Most nations’ respondents said climate change is a serious problem: across the 20 polled publics, a 70% median agree that climate change is affecting their local communities in some way, and a median of 58% expressed concern that their government is not adequately addressing climate change.

Regarding energy priorities, a median of only 10% of all respondents said that fossil fuel energy production should ramp up, while wind, solar and other renewable energies enjoyed broad, worldwide support at 86%.

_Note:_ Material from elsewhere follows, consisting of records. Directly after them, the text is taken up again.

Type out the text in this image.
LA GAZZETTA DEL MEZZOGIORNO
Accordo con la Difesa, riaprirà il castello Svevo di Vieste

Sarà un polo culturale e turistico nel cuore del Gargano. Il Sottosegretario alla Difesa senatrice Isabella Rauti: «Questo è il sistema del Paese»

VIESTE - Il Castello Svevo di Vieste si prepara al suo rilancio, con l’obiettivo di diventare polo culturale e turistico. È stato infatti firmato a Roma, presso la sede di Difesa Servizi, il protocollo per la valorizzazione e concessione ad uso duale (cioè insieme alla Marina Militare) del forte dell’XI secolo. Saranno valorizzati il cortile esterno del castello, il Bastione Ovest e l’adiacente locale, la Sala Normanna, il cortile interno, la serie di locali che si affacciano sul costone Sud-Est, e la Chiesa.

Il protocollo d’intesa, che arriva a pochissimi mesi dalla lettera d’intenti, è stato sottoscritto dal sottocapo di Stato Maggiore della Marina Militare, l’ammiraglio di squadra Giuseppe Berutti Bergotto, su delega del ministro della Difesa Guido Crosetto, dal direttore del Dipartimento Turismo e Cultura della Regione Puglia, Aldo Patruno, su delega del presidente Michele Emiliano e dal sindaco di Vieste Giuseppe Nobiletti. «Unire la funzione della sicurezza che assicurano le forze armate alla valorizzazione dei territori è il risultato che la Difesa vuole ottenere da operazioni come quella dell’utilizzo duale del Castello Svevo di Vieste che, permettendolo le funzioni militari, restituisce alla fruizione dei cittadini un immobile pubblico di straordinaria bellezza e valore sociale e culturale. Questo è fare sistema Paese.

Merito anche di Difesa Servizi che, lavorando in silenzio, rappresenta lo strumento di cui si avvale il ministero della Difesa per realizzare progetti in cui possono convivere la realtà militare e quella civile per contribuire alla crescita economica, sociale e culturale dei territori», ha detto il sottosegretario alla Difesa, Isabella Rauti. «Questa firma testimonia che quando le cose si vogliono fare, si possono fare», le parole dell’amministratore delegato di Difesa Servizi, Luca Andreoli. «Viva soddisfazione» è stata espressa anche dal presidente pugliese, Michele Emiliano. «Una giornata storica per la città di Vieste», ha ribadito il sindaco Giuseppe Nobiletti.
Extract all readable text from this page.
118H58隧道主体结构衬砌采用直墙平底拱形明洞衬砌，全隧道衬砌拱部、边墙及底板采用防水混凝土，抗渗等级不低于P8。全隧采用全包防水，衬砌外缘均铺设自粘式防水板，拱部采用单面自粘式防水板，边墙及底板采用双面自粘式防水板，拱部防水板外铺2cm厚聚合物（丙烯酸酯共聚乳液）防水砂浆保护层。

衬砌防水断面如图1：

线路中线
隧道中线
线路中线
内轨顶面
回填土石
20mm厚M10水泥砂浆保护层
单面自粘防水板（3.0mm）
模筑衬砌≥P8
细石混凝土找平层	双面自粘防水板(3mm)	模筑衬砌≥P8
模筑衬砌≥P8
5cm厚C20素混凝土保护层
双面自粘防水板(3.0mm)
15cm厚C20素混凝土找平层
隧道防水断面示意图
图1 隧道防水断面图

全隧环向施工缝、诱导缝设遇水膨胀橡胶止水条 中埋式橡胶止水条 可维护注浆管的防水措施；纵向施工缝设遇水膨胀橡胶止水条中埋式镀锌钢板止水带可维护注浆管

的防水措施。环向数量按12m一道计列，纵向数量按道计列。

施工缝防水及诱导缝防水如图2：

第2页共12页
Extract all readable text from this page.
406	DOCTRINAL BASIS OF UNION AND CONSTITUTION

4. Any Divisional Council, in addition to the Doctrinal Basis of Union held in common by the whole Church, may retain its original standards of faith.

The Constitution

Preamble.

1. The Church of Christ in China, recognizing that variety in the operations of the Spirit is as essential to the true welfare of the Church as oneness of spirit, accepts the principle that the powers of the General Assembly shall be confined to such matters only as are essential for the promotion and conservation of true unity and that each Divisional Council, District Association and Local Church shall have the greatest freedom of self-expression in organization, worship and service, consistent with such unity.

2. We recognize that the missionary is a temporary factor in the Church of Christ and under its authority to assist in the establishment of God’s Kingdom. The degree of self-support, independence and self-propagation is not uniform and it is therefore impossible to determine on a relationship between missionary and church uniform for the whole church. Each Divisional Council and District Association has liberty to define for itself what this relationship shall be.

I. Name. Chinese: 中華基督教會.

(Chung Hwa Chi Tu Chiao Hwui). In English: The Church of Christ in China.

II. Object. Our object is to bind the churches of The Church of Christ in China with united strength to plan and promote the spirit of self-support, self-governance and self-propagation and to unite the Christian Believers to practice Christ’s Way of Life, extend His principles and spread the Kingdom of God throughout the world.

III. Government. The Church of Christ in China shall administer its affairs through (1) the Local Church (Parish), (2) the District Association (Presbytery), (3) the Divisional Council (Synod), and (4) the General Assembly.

The majority of poll participants also agreed that childhood vaccines are effective and safe, but the survey did indicate that notably large minorities are holding out against vaccination. 

In Australia, Spain and Sweden, at least 80% agree that vaccines are highly beneficial. But in France, Japan, Malaysia, Russia, Singapore and South Korea, at least half of respondents said that vaccination carries a “medium or high” risk. The Pew researchers concluded that right-wing populist respondents are less likely to see vaccines’ positive health benefits, and are more likely to overrate their risks.

Artificial intelligence and automation are divisive issues across the planet. In Taiwan, India, South Korea and Singapore, at least two-thirds of panelists said that AI has been a good thing for society. But on the other hand, less than four in 10 French and Polish respondents agreed.

Since the study concluded in early 2020, the Covid-19 pandemic has plunged the world into lockdowns. Pew surveys have since found that Americans quickly feared the coronavirus, that a quarter of U.S. adults said that a “plandemic” conspiracy theory is “probably” true, and that coronavirus chat has permeated our daily lives.

Recent Pew research also found that the United States’ international standing has worsened due to the federal government’s response to the pandemic — which Americans expressed widespread distaste for in July.